Now you need to tell Velocity MTA which domains to accept email replies for by creating a list of receiving domains.

Do this by editing the conf/receiving_domains

nano conf/receiving_domains

The format for the conf/receiving_domains file is dead simple: one domain per line, including subdomain if applicable:

All domains not in the conf/receiving_domains file will have email delivery attempts refused, otherwise your disk will fill up with malware, spam, and exploit attempts.

Save your conf/receiving_domains file changes, remember to watch a tutorial on using nano in Linux if this is unfamiliar to you.

Next, you'll need to install Docker if you're not using the MTA on your ESP platform server.

As part of the ESP platform install process you installed Docker already, so this step wouldn't be necessary in that case.
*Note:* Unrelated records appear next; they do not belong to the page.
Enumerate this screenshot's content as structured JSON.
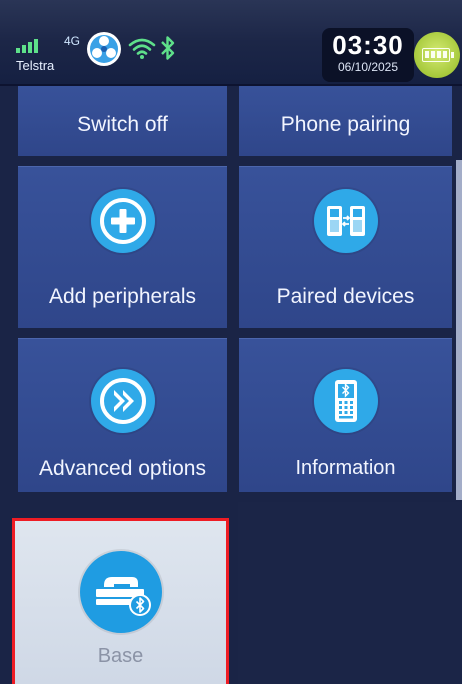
{
  "status_bar": {
    "network_type": "4G",
    "carrier": "Telstra",
    "time": "03:30",
    "date": "06/10/2025",
    "battery_level_percent": 80
  },
  "menu": {
    "tiles": [
      {
        "label": "Switch off",
        "icon": "power-icon"
      },
      {
        "label": "Phone pairing",
        "icon": "phone-pairing-icon"
      },
      {
        "label": "Add peripherals",
        "icon": "plus-circle-icon"
      },
      {
        "label": "Paired devices",
        "icon": "paired-devices-icon"
      },
      {
        "label": "Advanced options",
        "icon": "double-chevron-icon"
      },
      {
        "label": "Information",
        "icon": "terminal-bluetooth-icon"
      },
      {
        "label": "Base",
        "icon": "base-station-icon",
        "selected": true
      }
    ]
  },
  "colors": {
    "tile": "#324a8e",
    "icon_circle": "#2fa9e8",
    "selected_tile": "#d7dfea",
    "selection_border": "#ee1c24",
    "battery": "#a6c93b",
    "background": "#1a2446"
  }
}
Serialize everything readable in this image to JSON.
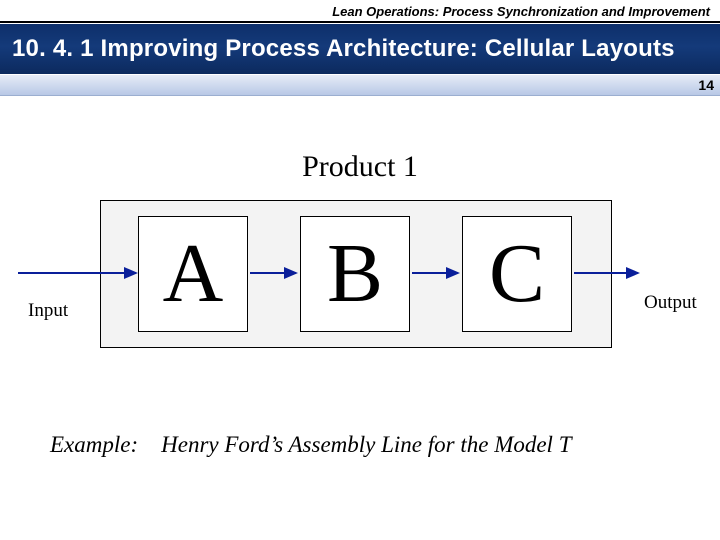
{
  "header": {
    "course": "Lean Operations: Process Synchronization and Improvement"
  },
  "title": "10. 4. 1  Improving Process Architecture: Cellular Layouts",
  "page_number": "14",
  "diagram": {
    "product_label": "Product 1",
    "input_label": "Input",
    "output_label": "Output",
    "stations": {
      "a": "A",
      "b": "B",
      "c": "C"
    }
  },
  "example": {
    "lead": "Example:",
    "text": "Henry Ford’s Assembly Line for the Model T"
  }
}
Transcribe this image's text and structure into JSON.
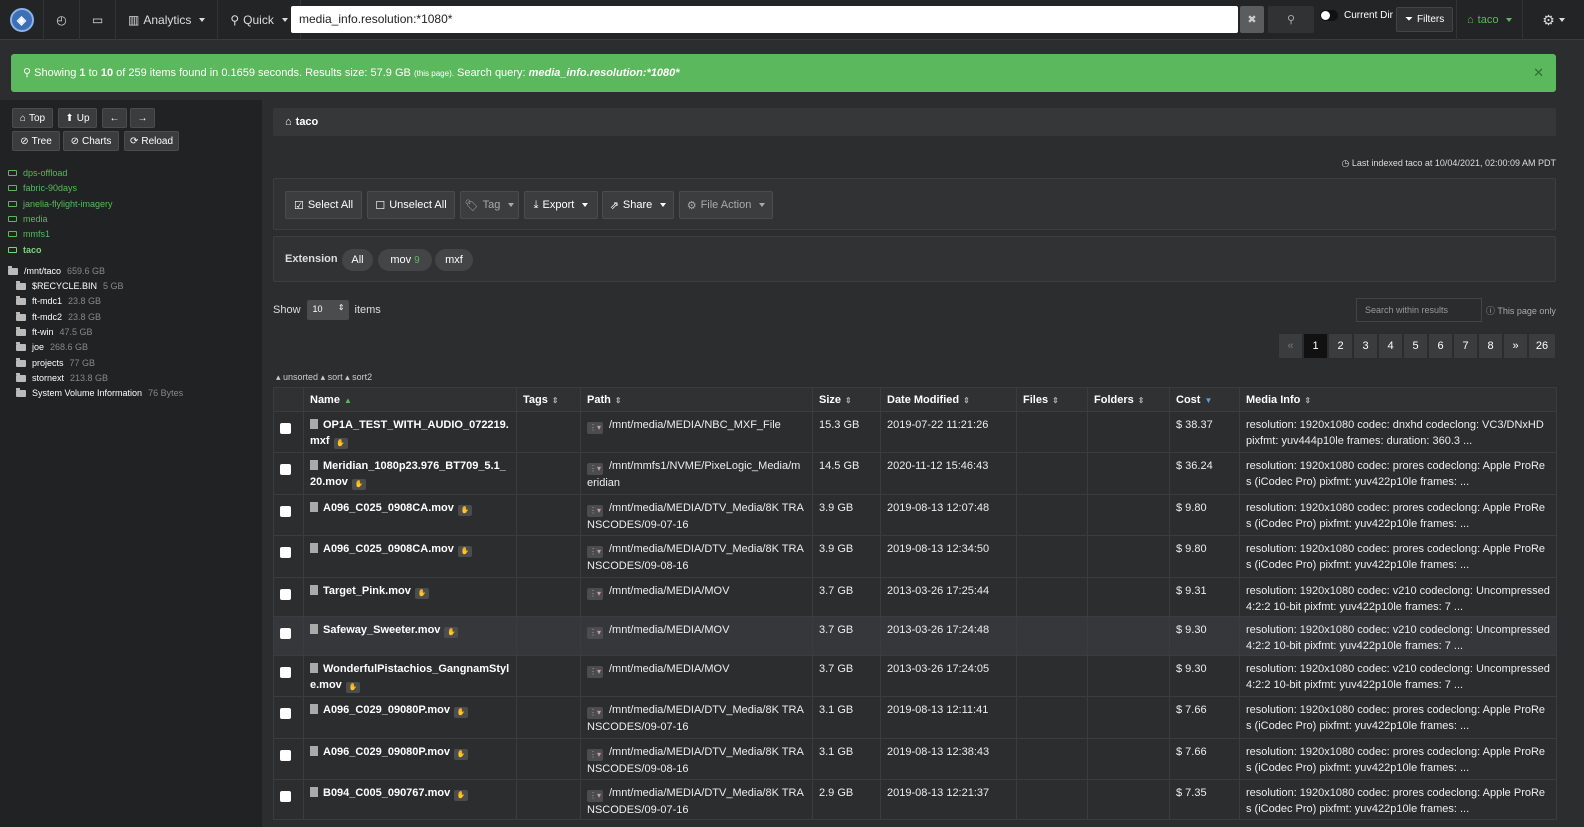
{
  "topbar": {
    "analytics": "Analytics",
    "quick": "Quick",
    "search_value": "media_info.resolution:*1080*",
    "current_dir": "Current Dir",
    "filters": "Filters",
    "user": "taco"
  },
  "alert": {
    "prefix": "Showing",
    "from": "1",
    "to_word": "to",
    "to": "10",
    "of_text": "of 259 items found in 0.1659 seconds. Results size: 57.9 GB",
    "this_page": "(this page).",
    "query_label": "Search query:",
    "query": "media_info.resolution:*1080*"
  },
  "sidebar": {
    "buttons": {
      "top": "Top",
      "up": "Up",
      "tree": "Tree",
      "charts": "Charts",
      "reload": "Reload"
    },
    "indices": [
      "dps-offload",
      "fabric-90days",
      "janelia-flylight-imagery",
      "media",
      "mmfs1",
      "taco"
    ],
    "tree": [
      {
        "name": "/mnt/taco",
        "size": "659.6 GB"
      },
      {
        "name": "$RECYCLE.BIN",
        "size": "5 GB"
      },
      {
        "name": "ft-mdc1",
        "size": "23.8 GB"
      },
      {
        "name": "ft-mdc2",
        "size": "23.8 GB"
      },
      {
        "name": "ft-win",
        "size": "47.5 GB"
      },
      {
        "name": "joe",
        "size": "268.6 GB"
      },
      {
        "name": "projects",
        "size": "77 GB"
      },
      {
        "name": "stornext",
        "size": "213.8 GB"
      },
      {
        "name": "System Volume Information",
        "size": "76 Bytes"
      }
    ]
  },
  "breadcrumb": "taco",
  "last_indexed": "Last indexed taco at 10/04/2021, 02:00:09 AM PDT",
  "actions": {
    "select_all": "Select All",
    "unselect_all": "Unselect All",
    "tag": "Tag",
    "export": "Export",
    "share": "Share",
    "file_action": "File Action"
  },
  "extension": {
    "label": "Extension",
    "all": "All",
    "mov": "mov",
    "mov_count": "9",
    "mxf": "mxf"
  },
  "show": {
    "label": "Show",
    "value": "10",
    "suffix": "items"
  },
  "search_within": {
    "placeholder": "Search within results",
    "note": "This page only"
  },
  "pager": [
    "«",
    "1",
    "2",
    "3",
    "4",
    "5",
    "6",
    "7",
    "8",
    "»",
    "26"
  ],
  "sort_info": {
    "unsorted": "unsorted",
    "sort": "sort",
    "sort2": "sort2"
  },
  "columns": {
    "name": "Name",
    "tags": "Tags",
    "path": "Path",
    "size": "Size",
    "modified": "Date Modified",
    "files": "Files",
    "folders": "Folders",
    "cost": "Cost",
    "media": "Media Info"
  },
  "rows": [
    {
      "name": "OP1A_TEST_WITH_AUDIO_072219.mxf",
      "path": "/mnt/media/MEDIA/NBC_MXF_File",
      "size": "15.3 GB",
      "modified": "2019-07-22 11:21:26",
      "cost": "$ 38.37",
      "media": "resolution: 1920x1080 codec: dnxhd codeclong: VC3/DNxHD pixfmt: yuv444p10le frames: duration: 360.3 ..."
    },
    {
      "name": "Meridian_1080p23.976_BT709_5.1_20.mov",
      "path": "/mnt/mmfs1/NVME/PixeLogic_Media/meridian",
      "size": "14.5 GB",
      "modified": "2020-11-12 15:46:43",
      "cost": "$ 36.24",
      "media": "resolution: 1920x1080 codec: prores codeclong: Apple ProRes (iCodec Pro) pixfmt: yuv422p10le frames: ..."
    },
    {
      "name": "A096_C025_0908CA.mov",
      "path": "/mnt/media/MEDIA/DTV_Media/8K TRANSCODES/09-07-16",
      "size": "3.9 GB",
      "modified": "2019-08-13 12:07:48",
      "cost": "$ 9.80",
      "media": "resolution: 1920x1080 codec: prores codeclong: Apple ProRes (iCodec Pro) pixfmt: yuv422p10le frames: ..."
    },
    {
      "name": "A096_C025_0908CA.mov",
      "path": "/mnt/media/MEDIA/DTV_Media/8K TRANSCODES/09-08-16",
      "size": "3.9 GB",
      "modified": "2019-08-13 12:34:50",
      "cost": "$ 9.80",
      "media": "resolution: 1920x1080 codec: prores codeclong: Apple ProRes (iCodec Pro) pixfmt: yuv422p10le frames: ..."
    },
    {
      "name": "Target_Pink.mov",
      "path": "/mnt/media/MEDIA/MOV",
      "size": "3.7 GB",
      "modified": "2013-03-26 17:25:44",
      "cost": "$ 9.31",
      "media": "resolution: 1920x1080 codec: v210 codeclong: Uncompressed 4:2:2 10-bit pixfmt: yuv422p10le frames: 7 ..."
    },
    {
      "name": "Safeway_Sweeter.mov",
      "path": "/mnt/media/MEDIA/MOV",
      "size": "3.7 GB",
      "modified": "2013-03-26 17:24:48",
      "cost": "$ 9.30",
      "media": "resolution: 1920x1080 codec: v210 codeclong: Uncompressed 4:2:2 10-bit pixfmt: yuv422p10le frames: 7 ..."
    },
    {
      "name": "WonderfulPistachios_GangnamStyle.mov",
      "path": "/mnt/media/MEDIA/MOV",
      "size": "3.7 GB",
      "modified": "2013-03-26 17:24:05",
      "cost": "$ 9.30",
      "media": "resolution: 1920x1080 codec: v210 codeclong: Uncompressed 4:2:2 10-bit pixfmt: yuv422p10le frames: 7 ..."
    },
    {
      "name": "A096_C029_09080P.mov",
      "path": "/mnt/media/MEDIA/DTV_Media/8K TRANSCODES/09-07-16",
      "size": "3.1 GB",
      "modified": "2019-08-13 12:11:41",
      "cost": "$ 7.66",
      "media": "resolution: 1920x1080 codec: prores codeclong: Apple ProRes (iCodec Pro) pixfmt: yuv422p10le frames: ..."
    },
    {
      "name": "A096_C029_09080P.mov",
      "path": "/mnt/media/MEDIA/DTV_Media/8K TRANSCODES/09-08-16",
      "size": "3.1 GB",
      "modified": "2019-08-13 12:38:43",
      "cost": "$ 7.66",
      "media": "resolution: 1920x1080 codec: prores codeclong: Apple ProRes (iCodec Pro) pixfmt: yuv422p10le frames: ..."
    },
    {
      "name": "B094_C005_090767.mov",
      "path": "/mnt/media/MEDIA/DTV_Media/8K TRANSCODES/09-07-16",
      "size": "2.9 GB",
      "modified": "2019-08-13 12:21:37",
      "cost": "$ 7.35",
      "media": "resolution: 1920x1080 codec: prores codeclong: Apple ProRes (iCodec Pro) pixfmt: yuv422p10le frames: ..."
    }
  ],
  "colors": {
    "accent": "#5cb85c",
    "background": "#2b2d2f",
    "sidebar": "#202224"
  }
}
We've included a script for automating the Docker installation process on Ubuntu:

./install_docker_on_ubuntu.sh

Now that Docker is ready, load the Velocity MTA Docker Images:

./load_images.sh

You'll see output similar to the following:

Finally, start Velocity MTA:

./restart.sh

Verify Velocity MTA started properly:

docker logs edcom-velocity

Check the log file:

cat logs/velocity.log 

Velocity MTA is running!

You'll need to add your new Velocity MTA server to your ESP Platform to start sending email.